Il pilota di Bristol, coi suoi ingegneri, aveva deciso di utilizzare un’ala posteriore ad alto carico pensando – o forse sperando che le previsioni non ci prendessero – che la pioggia scendesse copiosa durante la gara. “Gambling only pays when you’re winning” cita un passaggio di un famoso brano dei Genesis tratto da quel capolavoro atemporale che è “Selling England by the Pound”. La scommessa è stata fallimentare perché di pioggia ne è caduta pochissima e l’asfalto si è appena inumidito in un paio di curve per poi, in brevissimo tempo, ritornare asciutto e ostile allo stratagemma deliberato in McLaren.
L’ala ad alto carico ha prodotto un’eccessiva resistenza dell’avanzamento che, su un tracciato infarcito di tratti full gas, ha determinato l’impossibilità di resistere agli attacchi dei concorrenti che hanno facilmente avuto la meglio sul driver che, ad un certo punto, è stato richiamato ai box per permettergli di correre in aria libera. Anche l’ulteriore azzardo rappresentato dal montare le gomme hard non s’è rivelato risolutivo. Cosa che ha reso la gara un mezzo calvario.
“Abbiamo dovuto provare qualcosa e siamo andati sulle hard, ma è stato anche peggio“, ha detto Norris. “Nessuno ha usato quella gomma per tutto il weekend, abbiamo pensato che fosse adatta a noi, quindi penso che sia stata la decisione giusta da provare. Ma è stato comunque terribile. Non avevo abbastanza giri per far entrare le gomme nella finestra operativa ed essere in grado di spingere”.
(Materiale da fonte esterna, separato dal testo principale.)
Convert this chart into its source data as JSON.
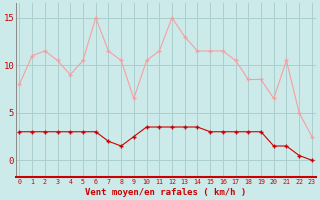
{
  "x": [
    0,
    1,
    2,
    3,
    4,
    5,
    6,
    7,
    8,
    9,
    10,
    11,
    12,
    13,
    14,
    15,
    16,
    17,
    18,
    19,
    20,
    21,
    22,
    23
  ],
  "gusts": [
    8,
    11,
    11.5,
    10.5,
    9,
    10.5,
    15,
    11.5,
    10.5,
    6.5,
    10.5,
    11.5,
    15,
    13,
    11.5,
    11.5,
    11.5,
    10.5,
    8.5,
    8.5,
    6.5,
    10.5,
    5,
    2.5
  ],
  "avg": [
    3,
    3,
    3,
    3,
    3,
    3,
    3,
    2,
    1.5,
    2.5,
    3.5,
    3.5,
    3.5,
    3.5,
    3.5,
    3,
    3,
    3,
    3,
    3,
    1.5,
    1.5,
    0.5,
    0
  ],
  "background_color": "#cdeaea",
  "grid_color": "#aacfcf",
  "line_color_gusts": "#f4a0a0",
  "line_color_avg": "#cc0000",
  "marker": "+",
  "xlabel": "Vent moyen/en rafales ( km/h )",
  "xlabel_color": "#cc0000",
  "yticks": [
    0,
    5,
    10,
    15
  ],
  "xticks": [
    0,
    1,
    2,
    3,
    4,
    5,
    6,
    7,
    8,
    9,
    10,
    11,
    12,
    13,
    14,
    15,
    16,
    17,
    18,
    19,
    20,
    21,
    22,
    23
  ],
  "ylim": [
    -1.8,
    16.5
  ],
  "xlim": [
    -0.3,
    23.3
  ]
}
Il team, dopo gli errori di valutazione sul carico e sulla gomma per il primo stint, ha corretto il tiro mostrando di avere le idee chiare e di possedere una visione strategica di ampio respiro che è stata in grado di ridare senso alla gara di Norris. Essendo in grado di accendere le gomme più velocemente, la McLaren ha optato per le soft per la parte finale dell’evento.
“La gomma morbida – ha spiegato Lando – ha cambiato l’intera gara per noi. Lottavo per la sedicesima posizione e sono finito in settima. Le gomme morbide hanno semplicemente fatto funzionare le cose”. A Silverstone e in Ungheria la MCL60 si era meglio comportata con le hard e questo ha indotto in errore i tecnici che pensavano di replicare la strategia vincente.
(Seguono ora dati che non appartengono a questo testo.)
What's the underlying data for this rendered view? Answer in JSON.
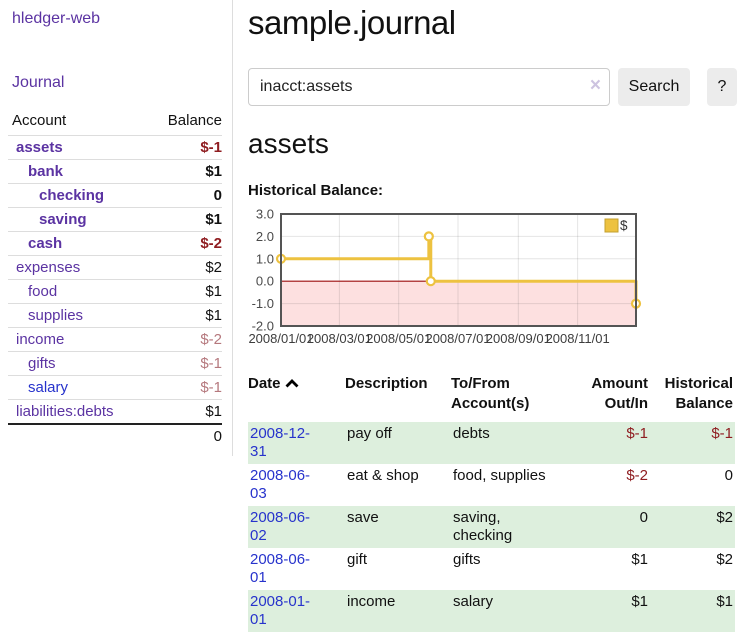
{
  "app": {
    "title": "hledger-web",
    "nav_journal": "Journal"
  },
  "sidebar": {
    "accounts": {
      "header_account": "Account",
      "header_balance": "Balance",
      "rows": [
        {
          "name": "assets",
          "balance": "$-1",
          "indent": 1,
          "bold": true,
          "neg": "strong"
        },
        {
          "name": "bank",
          "balance": "$1",
          "indent": 2,
          "bold": true
        },
        {
          "name": "checking",
          "balance": "0",
          "indent": 3,
          "bold": true
        },
        {
          "name": "saving",
          "balance": "$1",
          "indent": 3,
          "bold": true
        },
        {
          "name": "cash",
          "balance": "$-2",
          "indent": 2,
          "bold": true,
          "neg": "strong"
        },
        {
          "name": "expenses",
          "balance": "$2",
          "indent": 1
        },
        {
          "name": "food",
          "balance": "$1",
          "indent": 2
        },
        {
          "name": "supplies",
          "balance": "$1",
          "indent": 2
        },
        {
          "name": "income",
          "balance": "$-2",
          "indent": 1,
          "neg": "soft"
        },
        {
          "name": "gifts",
          "balance": "$-1",
          "indent": 2,
          "neg": "soft"
        },
        {
          "name": "salary",
          "balance": "$-1",
          "indent": 2,
          "neg": "soft",
          "blue": true
        },
        {
          "name": "liabilities:debts",
          "balance": "$1",
          "indent": 1
        }
      ],
      "total": "0"
    }
  },
  "main": {
    "title": "sample.journal",
    "search": {
      "value": "inacct:assets",
      "clear_icon": "×",
      "search_button": "Search",
      "help_button": "?"
    },
    "account_heading": "assets",
    "chart_title": "Historical Balance:"
  },
  "chart_data": {
    "type": "line",
    "step": true,
    "title": "Historical Balance",
    "series": [
      {
        "name": "$",
        "color": "#edc240",
        "points": [
          [
            "2008-01-01",
            1
          ],
          [
            "2008-06-01",
            2
          ],
          [
            "2008-06-03",
            0
          ],
          [
            "2008-12-31",
            -1
          ]
        ]
      }
    ],
    "ylim": [
      -2,
      3
    ],
    "yticks": [
      "3.0",
      "2.0",
      "1.0",
      "0.0",
      "-1.0",
      "-2.0"
    ],
    "xticks": [
      "2008/01/01",
      "2008/03/01",
      "2008/05/01",
      "2008/07/01",
      "2008/09/01",
      "2008/11/01"
    ],
    "xrange": [
      "2008-01-01",
      "2008-12-31"
    ],
    "legend_label": "$",
    "legend_position": "top-right",
    "grid": true,
    "colors": {
      "negative_region": "#fde0e0",
      "zero_line": "#9c0f0f",
      "plot_border": "#545454",
      "gridline": "rgba(84,84,84,0.16)"
    }
  },
  "register": {
    "headers": {
      "date": "Date",
      "description": "Description",
      "accounts": "To/From Account(s)",
      "amount": "Amount Out/In",
      "balance": "Historical Balance"
    },
    "sort_icon": "chevron-up",
    "rows": [
      {
        "date": "2008-12-31",
        "description": "pay off",
        "accounts": "debts",
        "amount": "$-1",
        "amount_neg": true,
        "balance": "$-1",
        "balance_neg": true
      },
      {
        "date": "2008-06-03",
        "description": "eat & shop",
        "accounts": "food, supplies",
        "amount": "$-2",
        "amount_neg": true,
        "balance": "0"
      },
      {
        "date": "2008-06-02",
        "description": "save",
        "accounts": "saving, checking",
        "amount": "0",
        "balance": "$2"
      },
      {
        "date": "2008-06-01",
        "description": "gift",
        "accounts": "gifts",
        "amount": "$1",
        "balance": "$2"
      },
      {
        "date": "2008-01-01",
        "description": "income",
        "accounts": "salary",
        "amount": "$1",
        "balance": "$1"
      }
    ]
  },
  "colors": {
    "link_purple": "#5b33a2",
    "link_blue": "#2733cc",
    "neg_strong": "#8f1d21",
    "neg_soft": "#b5787d",
    "row_green": "#ddefdd",
    "accent_gold": "#edc240"
  }
}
Un’imprevedibilità che ha spiazzato quelli della McLaren che credevano di aver desunto elementi più solidi dalle precedenti gare. Il weekend sprint, caratterizzato dalla pioggia e da una Fp1 praticamente autoannullatasi per le avverse condizioni meteo, hanno fatto perdere il filo del discorso che si pensa di poter riannodare già a Zandvoort, una pista che potrebbe esaltare la versione rinnovata della MCL60.
Nonostante la McLaren sia uno dei team anagraficamente più “anziani” sulla griglia di partenza lo possiamo considerare una realtà nuova. Sembra un paradosso, così non è. Il gruppo di Woking è in piena fase di ristrutturazione. Vecchie figure sono state rimosse, nuove ne sono arrivate e, in un normale processo di crescita, è chiaro che si possano compiere dei passi indietro. Soprattutto quando se ne sono fatti alcuni clamorosamente consistenti e veloci come quelli effettuati nelle precedenti tre gare.
Non c’è da disperarsi, quindi, se Spa Francorchamps abbia rappresentato, specie in gara, un punto morto, una sorta di corsa all’indietro rispetto a quanto era stato fatto in precedenza. L’importante è capire gli errori e analizzarli per non ripeterli più. Il team resta convinto di poter essere la seconda forza del campionato. Forse, con dieci gare da disputare, non ci sarà la possibilità di agguantare Mercedes che ora occupa la posizione d’onore.
L’obiettivo della scuderia è quello di essere alle spalle della Red Bull in termini prestazionali. Riuscire in quest’operazione tutt’altro che semplice dovrebbe rappresentare la solida base sulla quale costruire il modello 2024 che è chiamato ad essere stabilmente in lotta per qualcosa di più di un piazzamento.